Currently, 128 charter schools are in operation in North Carolina, and 29 of those have opened since the state’s General Assembly lifted the cap on charters. Twenty-seven new charter schools are set to open in August 2014, with 71 more applications in place for the following year.
Eddie Goodall, executive director of the North Carolina Public Charter Schools Association, said the increased number of applications is likely due to “more public knowledge of the cap being lifted and charter advocacy statewide plus the continuing demand by parents for a choice for their child.”
Edgecombe County currently only has one public charter school, North East Carolina Prep School (NECP). Another proposed charter, The Nola House Charter School, filed a letter of intent with DPI to open in August 2015 but later made the decision to not submit an application until next year, meaning it would open in August 2016 pending application approval.
“We intend to put our application in the 2014 roster,” said the school’s visionary Elton Powell. “I’m excited about what we have to offer … We’re moving forward, looking forward to working with both school districts (Nash and Edgecombe Counties).”
Powell said he would like to open the school either on the Edgecombe side of Rocky Mount or a rural area of Edgecombe County near Rocky Mount.
Meanwhile, the population at NECP is growing.
NECP is in its second year of operation, with a student population of about 900. The school has received about 200 applications for the 2014-2015 school year and intends to accept 400 new students next school year, for a total of 1,300.
“That’s what our state projection is for our third year,” NECP Executive Director John D. Westberg said. “We’re pretty much right on projection.”
Currently serving students in kindergarten through ninth grade, NECP will add 10th grade next year and additional classes at other grade levels as needed, Westberg said.
Even though NECP is allowed to accept more than 400 new students next year, the school doesn’t have the space to accommodate more than 400.
“We have a commitment to low student-teacher ratio,” said NECP’s Director of Communications Diane LeFiles.
The school’s enrollment period for next year ends Jan. 15, and if the school receives more than 400 applications, a lottery will be held the first of February to determine which applicants the school will accept.
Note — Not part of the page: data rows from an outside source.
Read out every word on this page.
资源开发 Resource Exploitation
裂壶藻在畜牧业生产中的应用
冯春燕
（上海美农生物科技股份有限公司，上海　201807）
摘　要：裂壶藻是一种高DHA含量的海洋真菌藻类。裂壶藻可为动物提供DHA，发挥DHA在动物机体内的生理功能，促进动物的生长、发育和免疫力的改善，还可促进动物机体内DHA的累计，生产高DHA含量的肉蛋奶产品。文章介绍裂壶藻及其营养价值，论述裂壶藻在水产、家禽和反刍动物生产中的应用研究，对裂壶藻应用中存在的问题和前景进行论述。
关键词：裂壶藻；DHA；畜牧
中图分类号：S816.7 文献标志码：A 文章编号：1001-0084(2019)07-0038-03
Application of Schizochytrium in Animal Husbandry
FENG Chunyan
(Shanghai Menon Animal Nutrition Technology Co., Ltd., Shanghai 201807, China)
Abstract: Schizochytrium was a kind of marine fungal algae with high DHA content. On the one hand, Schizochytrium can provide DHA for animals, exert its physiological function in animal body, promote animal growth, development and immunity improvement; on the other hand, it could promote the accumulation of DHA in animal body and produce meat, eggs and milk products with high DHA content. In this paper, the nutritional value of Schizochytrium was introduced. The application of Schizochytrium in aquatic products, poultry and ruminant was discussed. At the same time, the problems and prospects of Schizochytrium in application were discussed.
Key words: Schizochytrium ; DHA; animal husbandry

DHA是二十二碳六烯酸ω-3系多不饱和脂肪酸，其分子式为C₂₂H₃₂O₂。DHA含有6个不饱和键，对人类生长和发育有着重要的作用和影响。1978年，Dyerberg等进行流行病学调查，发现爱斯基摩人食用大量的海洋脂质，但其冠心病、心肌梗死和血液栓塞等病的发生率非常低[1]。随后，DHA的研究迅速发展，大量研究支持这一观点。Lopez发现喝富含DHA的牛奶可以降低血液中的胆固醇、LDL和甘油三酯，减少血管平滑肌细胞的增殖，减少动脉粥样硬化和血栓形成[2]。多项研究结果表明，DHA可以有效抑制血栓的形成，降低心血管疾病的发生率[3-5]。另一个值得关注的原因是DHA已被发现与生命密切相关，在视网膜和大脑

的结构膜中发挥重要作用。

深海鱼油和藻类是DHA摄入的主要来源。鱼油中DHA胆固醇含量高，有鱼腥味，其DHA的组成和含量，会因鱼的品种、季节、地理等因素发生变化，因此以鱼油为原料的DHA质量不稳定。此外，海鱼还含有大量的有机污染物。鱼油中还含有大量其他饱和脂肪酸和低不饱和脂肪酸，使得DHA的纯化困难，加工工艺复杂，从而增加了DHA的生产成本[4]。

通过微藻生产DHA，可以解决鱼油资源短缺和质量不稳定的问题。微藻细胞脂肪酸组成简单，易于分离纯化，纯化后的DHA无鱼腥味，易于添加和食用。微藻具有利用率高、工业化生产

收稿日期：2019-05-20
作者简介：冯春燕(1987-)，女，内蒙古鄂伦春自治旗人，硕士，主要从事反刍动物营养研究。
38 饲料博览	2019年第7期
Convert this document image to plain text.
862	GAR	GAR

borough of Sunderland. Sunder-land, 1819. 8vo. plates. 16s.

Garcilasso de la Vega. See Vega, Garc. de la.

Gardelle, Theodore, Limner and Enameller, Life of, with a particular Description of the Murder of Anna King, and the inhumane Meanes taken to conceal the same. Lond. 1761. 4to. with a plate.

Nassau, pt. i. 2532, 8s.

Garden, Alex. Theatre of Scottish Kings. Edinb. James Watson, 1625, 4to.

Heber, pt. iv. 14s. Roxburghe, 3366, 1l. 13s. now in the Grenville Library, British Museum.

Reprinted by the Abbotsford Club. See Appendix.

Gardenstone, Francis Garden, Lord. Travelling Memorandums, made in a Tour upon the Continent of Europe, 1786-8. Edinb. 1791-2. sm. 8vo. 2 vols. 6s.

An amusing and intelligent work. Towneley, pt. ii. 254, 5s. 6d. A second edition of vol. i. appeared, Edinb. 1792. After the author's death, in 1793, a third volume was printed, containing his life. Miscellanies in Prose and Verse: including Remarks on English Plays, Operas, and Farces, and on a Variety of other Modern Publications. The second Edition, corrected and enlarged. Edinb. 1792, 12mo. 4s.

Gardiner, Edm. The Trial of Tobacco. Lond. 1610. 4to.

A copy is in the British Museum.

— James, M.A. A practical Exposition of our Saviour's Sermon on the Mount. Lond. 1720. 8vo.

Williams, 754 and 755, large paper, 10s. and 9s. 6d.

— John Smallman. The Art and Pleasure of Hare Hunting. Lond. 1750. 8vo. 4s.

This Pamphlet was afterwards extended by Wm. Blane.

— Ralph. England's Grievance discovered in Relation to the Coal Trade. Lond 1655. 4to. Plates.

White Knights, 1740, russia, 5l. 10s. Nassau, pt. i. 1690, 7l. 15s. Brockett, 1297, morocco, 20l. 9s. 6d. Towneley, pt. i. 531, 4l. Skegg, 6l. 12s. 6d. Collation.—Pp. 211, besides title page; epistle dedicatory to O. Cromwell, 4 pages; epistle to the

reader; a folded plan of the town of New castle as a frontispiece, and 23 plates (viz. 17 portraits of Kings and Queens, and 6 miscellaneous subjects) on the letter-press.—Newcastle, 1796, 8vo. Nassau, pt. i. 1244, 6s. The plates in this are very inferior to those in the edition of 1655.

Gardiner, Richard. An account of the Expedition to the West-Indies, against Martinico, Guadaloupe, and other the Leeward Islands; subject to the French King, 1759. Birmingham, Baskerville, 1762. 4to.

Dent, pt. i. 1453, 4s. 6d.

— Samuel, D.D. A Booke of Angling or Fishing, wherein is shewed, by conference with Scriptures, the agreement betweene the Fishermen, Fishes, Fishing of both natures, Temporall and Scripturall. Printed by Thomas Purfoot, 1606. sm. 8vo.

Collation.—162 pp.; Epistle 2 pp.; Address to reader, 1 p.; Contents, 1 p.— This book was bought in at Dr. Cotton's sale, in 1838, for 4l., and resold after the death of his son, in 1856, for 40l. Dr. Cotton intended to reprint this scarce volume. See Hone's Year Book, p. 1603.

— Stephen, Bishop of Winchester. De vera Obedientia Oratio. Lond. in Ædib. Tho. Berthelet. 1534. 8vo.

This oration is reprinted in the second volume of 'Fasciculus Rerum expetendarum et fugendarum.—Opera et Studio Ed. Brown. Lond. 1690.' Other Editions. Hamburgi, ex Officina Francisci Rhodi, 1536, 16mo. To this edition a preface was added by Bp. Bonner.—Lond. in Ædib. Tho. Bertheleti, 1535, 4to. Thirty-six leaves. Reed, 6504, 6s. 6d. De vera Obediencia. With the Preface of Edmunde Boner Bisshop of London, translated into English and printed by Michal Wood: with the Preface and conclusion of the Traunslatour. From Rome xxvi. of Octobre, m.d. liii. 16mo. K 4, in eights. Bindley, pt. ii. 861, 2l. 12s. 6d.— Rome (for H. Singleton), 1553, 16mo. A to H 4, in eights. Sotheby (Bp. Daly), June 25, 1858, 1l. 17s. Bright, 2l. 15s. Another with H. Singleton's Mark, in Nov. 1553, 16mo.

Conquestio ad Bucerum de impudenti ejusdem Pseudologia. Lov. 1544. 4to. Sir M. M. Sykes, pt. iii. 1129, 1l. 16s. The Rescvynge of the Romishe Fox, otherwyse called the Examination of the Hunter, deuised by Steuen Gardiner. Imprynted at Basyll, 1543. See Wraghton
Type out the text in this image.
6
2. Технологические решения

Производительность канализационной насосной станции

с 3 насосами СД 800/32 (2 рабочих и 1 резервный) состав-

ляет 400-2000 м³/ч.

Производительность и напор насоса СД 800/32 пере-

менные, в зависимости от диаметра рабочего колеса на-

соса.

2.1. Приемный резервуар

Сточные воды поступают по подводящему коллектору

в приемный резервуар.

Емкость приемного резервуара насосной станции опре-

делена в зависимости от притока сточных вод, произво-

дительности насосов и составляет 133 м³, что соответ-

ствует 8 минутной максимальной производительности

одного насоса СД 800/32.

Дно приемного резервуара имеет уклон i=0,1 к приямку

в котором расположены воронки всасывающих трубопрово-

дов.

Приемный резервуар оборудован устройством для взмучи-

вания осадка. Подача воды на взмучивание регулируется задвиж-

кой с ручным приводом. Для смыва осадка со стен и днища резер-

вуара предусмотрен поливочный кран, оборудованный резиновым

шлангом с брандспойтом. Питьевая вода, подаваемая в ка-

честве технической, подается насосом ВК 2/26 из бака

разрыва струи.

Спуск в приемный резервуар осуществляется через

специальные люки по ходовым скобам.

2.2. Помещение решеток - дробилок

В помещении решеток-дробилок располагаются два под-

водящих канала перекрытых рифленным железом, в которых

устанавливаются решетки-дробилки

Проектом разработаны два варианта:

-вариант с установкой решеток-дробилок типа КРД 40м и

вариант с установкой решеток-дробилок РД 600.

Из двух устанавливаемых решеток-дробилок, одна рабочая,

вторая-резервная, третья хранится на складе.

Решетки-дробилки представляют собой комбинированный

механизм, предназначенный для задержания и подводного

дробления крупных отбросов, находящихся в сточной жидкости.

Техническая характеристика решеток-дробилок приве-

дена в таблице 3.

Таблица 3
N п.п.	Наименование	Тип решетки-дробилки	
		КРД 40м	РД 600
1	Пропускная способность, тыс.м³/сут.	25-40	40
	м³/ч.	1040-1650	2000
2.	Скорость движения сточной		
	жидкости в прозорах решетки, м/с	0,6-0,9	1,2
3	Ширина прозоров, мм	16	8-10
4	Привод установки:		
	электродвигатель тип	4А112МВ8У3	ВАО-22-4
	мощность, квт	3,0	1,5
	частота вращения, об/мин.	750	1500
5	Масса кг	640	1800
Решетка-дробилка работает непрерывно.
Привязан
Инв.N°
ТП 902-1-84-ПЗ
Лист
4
The remainder of the students will be placed on a waiting list in the order that their names are drawn.
“Last year, we had 130 on the waiting list. We have been able to place some of those students,” LeFiles said.
She said currently enrolled students have priority, but they must submit a letter of commitment if they intend to return next school year.
“I think choice is a good thing,” Westberg said. He attributes the community response to NECP to the “well-rounded” education the school provides, from the curriculum and learning environment to the athletic program and emphasis on the arts.
“Our fine arts program is growing, whereas many of the traditional schools are cutting back on the arts,” LeFiles said. “The school was founded on the Theory of Multiple Intelligences, so all of these activities are an integral part of that.”
She added the school has placed an emphasis on academics, without creating the “testing pressure” present in traditional public schools.
Taro Knight, NECP’s director of middle schools/ athletics/ community outreach, said the athletics program contributes to the education NECP provides. He said he’s particularly excited about offering varsity and junior varsity football beginning in the fall of 2014.
“Sports teaches a lot of life lessons,” Knight said.
The school will host an information day Jan. 11, “Take a Peak at Prep,” at 11 a.m. and 1 p.m. On that day, parents will have an opportunity to tour the buildings, receive application assistance, and meet teachers.